In the previous simulation, we fixed the metal atoms completely, allowing water to reconfigure. What if we want the metal atoms to be in dynamic motion as well? For this, we need to specify some sort of classical potential that mimics metallic bond attractions. A standard approach is to use the embedde atom method (EAM) which are obtained for metals by fitting functions to QM calculations. This is one of the more reliable ways of treating metals classically. A metal potential file, based on EAM can be supplied, where this file can be obtained from external packages. This can then be implemented in the CP2K input by replacing the metal-metal LJ section above, with the following (using gold as an example):
&EAM
atoms Au Au
PARM_FILE_NAME Au.pot
&END EAM
The actual EAM file, Au.pot, is attached to this repository and can be used to run some test simulations with gold. The EAM potential file was obtained from the following QM/MM CP2K tutorial https://www.cp2k.org/howto:ic-qmmm
Some of the MD work you will do, particularly when biases are applied, will involve ions.
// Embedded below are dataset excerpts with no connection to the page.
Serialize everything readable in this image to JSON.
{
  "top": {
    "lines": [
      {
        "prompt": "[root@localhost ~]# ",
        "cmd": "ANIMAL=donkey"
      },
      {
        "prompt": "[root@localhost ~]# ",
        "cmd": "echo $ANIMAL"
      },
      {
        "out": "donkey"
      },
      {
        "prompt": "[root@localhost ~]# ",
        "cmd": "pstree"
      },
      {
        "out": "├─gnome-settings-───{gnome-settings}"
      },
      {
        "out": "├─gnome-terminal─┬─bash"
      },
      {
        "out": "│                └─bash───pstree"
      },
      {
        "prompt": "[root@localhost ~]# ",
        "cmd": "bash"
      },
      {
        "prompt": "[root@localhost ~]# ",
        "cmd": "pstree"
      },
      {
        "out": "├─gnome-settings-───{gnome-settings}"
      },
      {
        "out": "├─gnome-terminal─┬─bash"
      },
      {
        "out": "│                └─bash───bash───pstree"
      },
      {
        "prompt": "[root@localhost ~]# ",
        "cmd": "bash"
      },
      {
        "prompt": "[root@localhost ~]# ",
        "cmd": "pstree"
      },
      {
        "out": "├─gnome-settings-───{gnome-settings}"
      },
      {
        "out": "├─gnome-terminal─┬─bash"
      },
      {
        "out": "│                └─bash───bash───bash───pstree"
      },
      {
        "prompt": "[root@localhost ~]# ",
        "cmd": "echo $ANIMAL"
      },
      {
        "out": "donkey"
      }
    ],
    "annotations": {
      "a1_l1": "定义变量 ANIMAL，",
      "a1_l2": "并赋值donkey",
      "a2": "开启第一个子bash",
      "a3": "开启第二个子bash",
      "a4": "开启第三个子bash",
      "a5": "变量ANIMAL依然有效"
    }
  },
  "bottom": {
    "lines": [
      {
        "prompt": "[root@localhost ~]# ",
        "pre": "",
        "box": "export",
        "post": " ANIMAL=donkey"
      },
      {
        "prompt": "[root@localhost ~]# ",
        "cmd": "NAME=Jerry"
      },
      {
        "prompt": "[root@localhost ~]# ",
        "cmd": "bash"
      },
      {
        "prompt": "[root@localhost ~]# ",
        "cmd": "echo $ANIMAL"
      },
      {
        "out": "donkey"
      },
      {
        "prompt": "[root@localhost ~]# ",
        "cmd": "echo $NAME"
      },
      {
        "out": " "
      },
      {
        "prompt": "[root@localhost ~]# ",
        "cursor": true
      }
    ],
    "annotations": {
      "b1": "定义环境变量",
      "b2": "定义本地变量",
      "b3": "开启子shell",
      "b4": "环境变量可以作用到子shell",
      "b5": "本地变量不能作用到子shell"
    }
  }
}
This can be for example to implement the ion unbalance method. How do we repeat the above (connectivity generation) provided there are ions present in the coordinate file? Fortunately, CP2K allows for further tweaking in the GENERATE subsection where you can isolate particular atoms. This is commonly used for ions. On the forcefield side, the ion charge should be specified and possibly the forcefields that dictate its interaction with other atoms/molecules.